We're sitting side by side on a bench in the parking lot where Assisi welcomes an invading army of tour buses every morning. She turns and smiles from under a widebrimmed hat. I notice the battery powered speaker and the name on the bright blue tag: María Rita. Every few minutes she turns, as if to speak, then quickly turns away. I return the smile, and offer my best buon giorno. Finally, she asks if I speak English, then continues:
-I'm waiting on a bus.
-Really? My bus is coming from Rome.
-Mmm, mine too.
I am surprised by her next question.
-Would your mother be on that bus?
And so began my brief look at how the other half lives.
I spent 4 hours racing through Assisi on a bus tour. Thirty five Rhode Islanders, among them my mother and the group's leader, the pastor of the local Catholic parish, traveled to Rome last week on a group tour. I joined them Thursday for a whirlwind walk through Assisi.
The woman in the parking lot was the local tour guide hired to show them the sites, as best she could in a little under 4 hours including a banquet lunch and mass. Seems the bus driver called ahead to report that one of his passengers was worried about her American daughter - who would likely be pacing the parking lot, anxious about the bus's late arrival. Concerned I looked neither American nor anxious, (her words :)) the guide hesitated before taking a shot that I was her girl. In the same call, the driver warned that his passengers were showing signs of saturation. He suggested she take it easy on the art terms.
When the bus arrived, Rita led the driver to a second lot above the city, giving us a downhill jog from Santa Chiara to San Francesco. With the late arrival we had only an hour to see Assisi. We were expected at a local hotel for a prearranged banquet lunch at 1230 sharp. Grasping each other's clothing to stay together in the shifting sea of pilgrims, we shuffled by Saint Clare's preserved body in her lovely pink and white basilica. Next we marched to Assisi's Piazza del Comune and heard a bit about the Roman Temple to Minerva that still dominates the ancient square. We imagined young Francis tearing off his clothes in front of Town Hall, announcing that he had only one Father and he wasn't the earthly man who'd paid for the clothing.
After a stern warning not to stop or shop, we hurried off to Piazza San Francesco. There we followed Rita through a well choreographed mini-tour, dodging herds of school children and Japanese tourists as we watched Rita silently point to the best of the Basilica's frescos.

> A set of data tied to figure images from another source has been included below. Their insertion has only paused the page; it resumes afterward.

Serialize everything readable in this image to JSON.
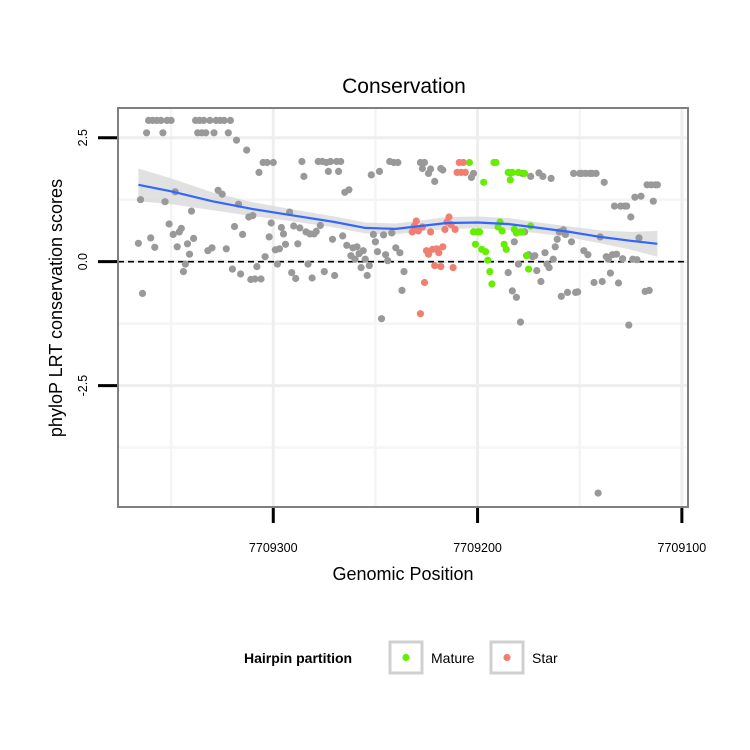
{
  "chart_data": {
    "type": "scatter",
    "title": "Conservation",
    "xlabel": "Genomic Position",
    "ylabel": "phyloP LRT conservation scores",
    "x_reversed": true,
    "xlim": [
      7709376,
      7709097
    ],
    "ylim": [
      -4.95,
      3.1
    ],
    "x_ticks": [
      7709300,
      7709200,
      7709100
    ],
    "x_tick_labels": [
      "7709300",
      "7709200",
      "7709100"
    ],
    "y_ticks": [
      2.5,
      0.0,
      -2.5
    ],
    "y_tick_labels": [
      "2.5",
      "0.0",
      "-2.5"
    ],
    "x_minor_gridlines": [
      7709350,
      7709250,
      7709150
    ],
    "y_minor_gridlines": [
      1.25,
      -1.25,
      -3.75
    ],
    "reference_line": {
      "y": 0,
      "style": "dashed"
    },
    "grid": true,
    "legend": {
      "title": "Hairpin partition",
      "placement": "bottom",
      "entries": [
        {
          "name": "Mature",
          "color": "#66ee00"
        },
        {
          "name": "Star",
          "color": "#f07f72"
        }
      ]
    },
    "colors": {
      "other": "#999999",
      "mature": "#66ee00",
      "star": "#f07f72",
      "smooth": "#3366ff",
      "band": "#dadada"
    },
    "series": [
      {
        "name": "",
        "color": "#999999",
        "points": [
          [
            7709366,
            0.37
          ],
          [
            7709365,
            1.25
          ],
          [
            7709364,
            -0.64
          ],
          [
            7709362,
            2.6
          ],
          [
            7709361,
            2.85
          ],
          [
            7709360,
            0.48
          ],
          [
            7709359,
            2.85
          ],
          [
            7709358,
            0.29
          ],
          [
            7709357,
            2.85
          ],
          [
            7709355,
            2.85
          ],
          [
            7709354,
            2.6
          ],
          [
            7709353,
            1.21
          ],
          [
            7709352,
            2.85
          ],
          [
            7709351,
            0.76
          ],
          [
            7709350,
            2.85
          ],
          [
            7709349,
            0.55
          ],
          [
            7709348,
            1.41
          ],
          [
            7709347,
            0.3
          ],
          [
            7709346,
            0.6
          ],
          [
            7709345,
            0.67
          ],
          [
            7709344,
            -0.2
          ],
          [
            7709343,
            -0.05
          ],
          [
            7709342,
            0.36
          ],
          [
            7709341,
            0.15
          ],
          [
            7709340,
            1.02
          ],
          [
            7709339,
            0.47
          ],
          [
            7709338,
            2.85
          ],
          [
            7709337,
            2.6
          ],
          [
            7709336,
            2.85
          ],
          [
            7709335,
            2.6
          ],
          [
            7709334,
            2.85
          ],
          [
            7709333,
            2.6
          ],
          [
            7709332,
            0.22
          ],
          [
            7709331,
            2.85
          ],
          [
            7709330,
            0.28
          ],
          [
            7709329,
            2.6
          ],
          [
            7709328,
            2.85
          ],
          [
            7709327,
            1.44
          ],
          [
            7709326,
            2.85
          ],
          [
            7709325,
            1.36
          ],
          [
            7709324,
            2.85
          ],
          [
            7709323,
            0.26
          ],
          [
            7709322,
            2.6
          ],
          [
            7709321,
            2.85
          ],
          [
            7709320,
            -0.15
          ],
          [
            7709319,
            0.71
          ],
          [
            7709318,
            2.45
          ],
          [
            7709317,
            1.16
          ],
          [
            7709316,
            -0.25
          ],
          [
            7709315,
            0.55
          ],
          [
            7709313,
            2.25
          ],
          [
            7709312,
            0.9
          ],
          [
            7709311,
            -0.36
          ],
          [
            7709310,
            0.93
          ],
          [
            7709309,
            -0.35
          ],
          [
            7709308,
            -0.1
          ],
          [
            7709307,
            1.8
          ],
          [
            7709306,
            -0.35
          ],
          [
            7709305,
            2.0
          ],
          [
            7709304,
            0.1
          ],
          [
            7709303,
            2.0
          ],
          [
            7709302,
            0.5
          ],
          [
            7709301,
            0.78
          ],
          [
            7709300,
            2.0
          ],
          [
            7709299,
            0.24
          ],
          [
            7709298,
            -0.05
          ],
          [
            7709297,
            0.26
          ],
          [
            7709296,
            0.69
          ],
          [
            7709295,
            0.56
          ],
          [
            7709294,
            0.35
          ],
          [
            7709292,
            1.0
          ],
          [
            7709291,
            -0.22
          ],
          [
            7709290,
            0.72
          ],
          [
            7709289,
            -0.34
          ],
          [
            7709288,
            0.36
          ],
          [
            7709287,
            0.68
          ],
          [
            7709286,
            2.02
          ],
          [
            7709285,
            1.72
          ],
          [
            7709284,
            0.6
          ],
          [
            7709283,
            -0.05
          ],
          [
            7709282,
            0.56
          ],
          [
            7709281,
            -0.33
          ],
          [
            7709280,
            0.56
          ],
          [
            7709279,
            0.61
          ],
          [
            7709278,
            2.02
          ],
          [
            7709277,
            0.73
          ],
          [
            7709276,
            2.02
          ],
          [
            7709275,
            -0.2
          ],
          [
            7709274,
            2.0
          ],
          [
            7709273,
            1.82
          ],
          [
            7709272,
            2.02
          ],
          [
            7709271,
            0.45
          ],
          [
            7709270,
            -0.28
          ],
          [
            7709269,
            2.02
          ],
          [
            7709268,
            1.82
          ],
          [
            7709267,
            2.02
          ],
          [
            7709266,
            0.52
          ],
          [
            7709265,
            1.4
          ],
          [
            7709264,
            0.33
          ],
          [
            7709263,
            1.45
          ],
          [
            7709262,
            0.12
          ],
          [
            7709261,
            0.28
          ],
          [
            7709260,
            0.05
          ],
          [
            7709259,
            0.3
          ],
          [
            7709258,
            0.16
          ],
          [
            7709257,
            -0.12
          ],
          [
            7709256,
            0.22
          ],
          [
            7709255,
            0.05
          ],
          [
            7709254,
            -0.28
          ],
          [
            7709253,
            -0.08
          ],
          [
            7709252,
            1.75
          ],
          [
            7709251,
            0.55
          ],
          [
            7709250,
            0.4
          ],
          [
            7709249,
            0.2
          ],
          [
            7709248,
            1.82
          ],
          [
            7709247,
            -1.15
          ],
          [
            7709246,
            0.54
          ],
          [
            7709245,
            0.14
          ],
          [
            7709244,
            0.02
          ],
          [
            7709243,
            2.02
          ],
          [
            7709242,
            0.58
          ],
          [
            7709241,
            2.0
          ],
          [
            7709240,
            0.28
          ],
          [
            7709239,
            2.0
          ],
          [
            7709238,
            0.18
          ],
          [
            7709237,
            -0.58
          ],
          [
            7709236,
            -0.2
          ],
          [
            7709228,
            2.0
          ],
          [
            7709227,
            1.88
          ],
          [
            7709226,
            2.0
          ],
          [
            7709224,
            1.78
          ],
          [
            7709223,
            1.87
          ],
          [
            7709221,
            1.62
          ],
          [
            7709218,
            1.88
          ],
          [
            7709217,
            1.85
          ],
          [
            7709203,
            1.7
          ],
          [
            7709202,
            1.78
          ],
          [
            7709185,
            -0.22
          ],
          [
            7709184,
            1.79
          ],
          [
            7709183,
            -0.59
          ],
          [
            7709182,
            0.4
          ],
          [
            7709181,
            -0.72
          ],
          [
            7709180,
            -0.05
          ],
          [
            7709179,
            -1.22
          ],
          [
            7709178,
            1.78
          ],
          [
            7709177,
            0.6
          ],
          [
            7709176,
            0.12
          ],
          [
            7709175,
            0.14
          ],
          [
            7709174,
            1.72
          ],
          [
            7709173,
            0.1
          ],
          [
            7709172,
            0.12
          ],
          [
            7709171,
            -0.18
          ],
          [
            7709170,
            1.79
          ],
          [
            7709169,
            -0.4
          ],
          [
            7709168,
            1.72
          ],
          [
            7709167,
            0.18
          ],
          [
            7709166,
            -0.05
          ],
          [
            7709165,
            -0.12
          ],
          [
            7709164,
            1.68
          ],
          [
            7709163,
            0.05
          ],
          [
            7709162,
            0.3
          ],
          [
            7709161,
            0.45
          ],
          [
            7709160,
            0.6
          ],
          [
            7709159,
            -0.7
          ],
          [
            7709158,
            0.64
          ],
          [
            7709157,
            0.55
          ],
          [
            7709156,
            -0.62
          ],
          [
            7709154,
            0.4
          ],
          [
            7709153,
            1.78
          ],
          [
            7709152,
            -0.62
          ],
          [
            7709151,
            -0.61
          ],
          [
            7709150,
            1.78
          ],
          [
            7709149,
            1.78
          ],
          [
            7709148,
            0.22
          ],
          [
            7709147,
            1.78
          ],
          [
            7709146,
            0.14
          ],
          [
            7709145,
            1.78
          ],
          [
            7709144,
            1.78
          ],
          [
            7709143,
            -0.42
          ],
          [
            7709142,
            1.78
          ],
          [
            7709141,
            -4.67
          ],
          [
            7709140,
            0.5
          ],
          [
            7709139,
            -0.4
          ],
          [
            7709138,
            1.6
          ],
          [
            7709137,
            0.1
          ],
          [
            7709136,
            0.05
          ],
          [
            7709135,
            -0.23
          ],
          [
            7709134,
            0.14
          ],
          [
            7709133,
            1.12
          ],
          [
            7709132,
            0.15
          ],
          [
            7709131,
            -0.43
          ],
          [
            7709130,
            1.12
          ],
          [
            7709129,
            0.06
          ],
          [
            7709128,
            1.12
          ],
          [
            7709127,
            1.12
          ],
          [
            7709126,
            -1.28
          ],
          [
            7709125,
            0.9
          ],
          [
            7709124,
            0.05
          ],
          [
            7709123,
            1.3
          ],
          [
            7709122,
            0.04
          ],
          [
            7709121,
            0.48
          ],
          [
            7709120,
            1.32
          ],
          [
            7709118,
            -0.6
          ],
          [
            7709117,
            1.55
          ],
          [
            7709116,
            -0.58
          ],
          [
            7709115,
            1.55
          ],
          [
            7709114,
            1.22
          ],
          [
            7709113,
            1.55
          ],
          [
            7709112,
            1.55
          ]
        ]
      },
      {
        "name": "Mature",
        "color": "#66ee00",
        "points": [
          [
            7709204,
            2.0
          ],
          [
            7709202,
            0.6
          ],
          [
            7709201,
            0.35
          ],
          [
            7709200,
            0.6
          ],
          [
            7709199,
            0.6
          ],
          [
            7709198,
            0.25
          ],
          [
            7709197,
            1.6
          ],
          [
            7709196,
            0.2
          ],
          [
            7709195,
            0.03
          ],
          [
            7709194,
            -0.2
          ],
          [
            7709193,
            -0.45
          ],
          [
            7709192,
            2.0
          ],
          [
            7709191,
            2.0
          ],
          [
            7709190,
            0.7
          ],
          [
            7709189,
            0.8
          ],
          [
            7709188,
            0.62
          ],
          [
            7709187,
            0.35
          ],
          [
            7709186,
            0.25
          ],
          [
            7709185,
            1.8
          ],
          [
            7709184,
            1.65
          ],
          [
            7709183,
            1.8
          ],
          [
            7709182,
            0.65
          ],
          [
            7709181,
            0.58
          ],
          [
            7709180,
            1.8
          ],
          [
            7709179,
            0.6
          ],
          [
            7709178,
            0.6
          ],
          [
            7709177,
            1.78
          ],
          [
            7709176,
            0.12
          ],
          [
            7709175,
            -0.15
          ],
          [
            7709174,
            0.72
          ]
        ]
      },
      {
        "name": "Star",
        "color": "#f07f72",
        "points": [
          [
            7709232,
            0.6
          ],
          [
            7709231,
            0.72
          ],
          [
            7709230,
            0.82
          ],
          [
            7709229,
            0.62
          ],
          [
            7709228,
            -1.05
          ],
          [
            7709227,
            0.7
          ],
          [
            7709226,
            -0.42
          ],
          [
            7709225,
            0.22
          ],
          [
            7709224,
            0.15
          ],
          [
            7709223,
            0.6
          ],
          [
            7709222,
            0.25
          ],
          [
            7709221,
            -0.08
          ],
          [
            7709220,
            0.26
          ],
          [
            7709219,
            0.18
          ],
          [
            7709218,
            -0.1
          ],
          [
            7709217,
            0.3
          ],
          [
            7709216,
            0.65
          ],
          [
            7709215,
            0.8
          ],
          [
            7709214,
            0.9
          ],
          [
            7709213,
            0.75
          ],
          [
            7709212,
            -0.12
          ],
          [
            7709211,
            0.65
          ],
          [
            7709210,
            1.8
          ],
          [
            7709209,
            2.0
          ],
          [
            7709208,
            1.8
          ],
          [
            7709207,
            2.0
          ],
          [
            7709206,
            1.8
          ]
        ]
      }
    ],
    "smooth": {
      "x": [
        7709366,
        7709350,
        7709330,
        7709310,
        7709290,
        7709270,
        7709255,
        7709240,
        7709230,
        7709215,
        7709200,
        7709185,
        7709170,
        7709155,
        7709140,
        7709125,
        7709112
      ],
      "y": [
        1.55,
        1.42,
        1.22,
        1.06,
        0.93,
        0.8,
        0.68,
        0.66,
        0.71,
        0.78,
        0.79,
        0.76,
        0.68,
        0.6,
        0.5,
        0.42,
        0.36
      ],
      "band_half_width": [
        0.33,
        0.26,
        0.18,
        0.14,
        0.12,
        0.11,
        0.11,
        0.11,
        0.11,
        0.12,
        0.12,
        0.12,
        0.11,
        0.11,
        0.13,
        0.18,
        0.26
      ]
    }
  }
}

An hour and a half after we left the bus, a breathless Rita delivered us to the hotel, where we joined a busload of retired Spaniards for a lunch of pasta, chicken and french fries. Half an hour later, we were back at San Francesco, settling into a chapel for mass.
I've learned that organized group tours take care of absolutely everything. No need for maps, guidebooks or a single word of the local language. Bring a wrist watch and you'll have everything you need. I've even identified an upside of mass tourism: tours where everything is done for you must allow older Americans who would be unlikely to travel abroad independently to do so comfortably and calmly. The more Americans travel outside our borders, the happier I am.
I thought about school excursions and all the fun we'd have on the bus after the visit. I wondered if things got silly at the end of a long pilgrim tour day.
Then I bid my fellow Rhode Islanders adieu, and blissfully climbed back up Vía Francesco toward the town center. As I passed my B&B, I could see a long line of buses pulling out of the day lots.
By the time I reached Piazza del Comune, Assisi was quiet. And ours: the locals' and those who prefer travel at a slower pace.
I chose a street cafe, ordered a glass of Chianti and settled in for a long, leisurely evening.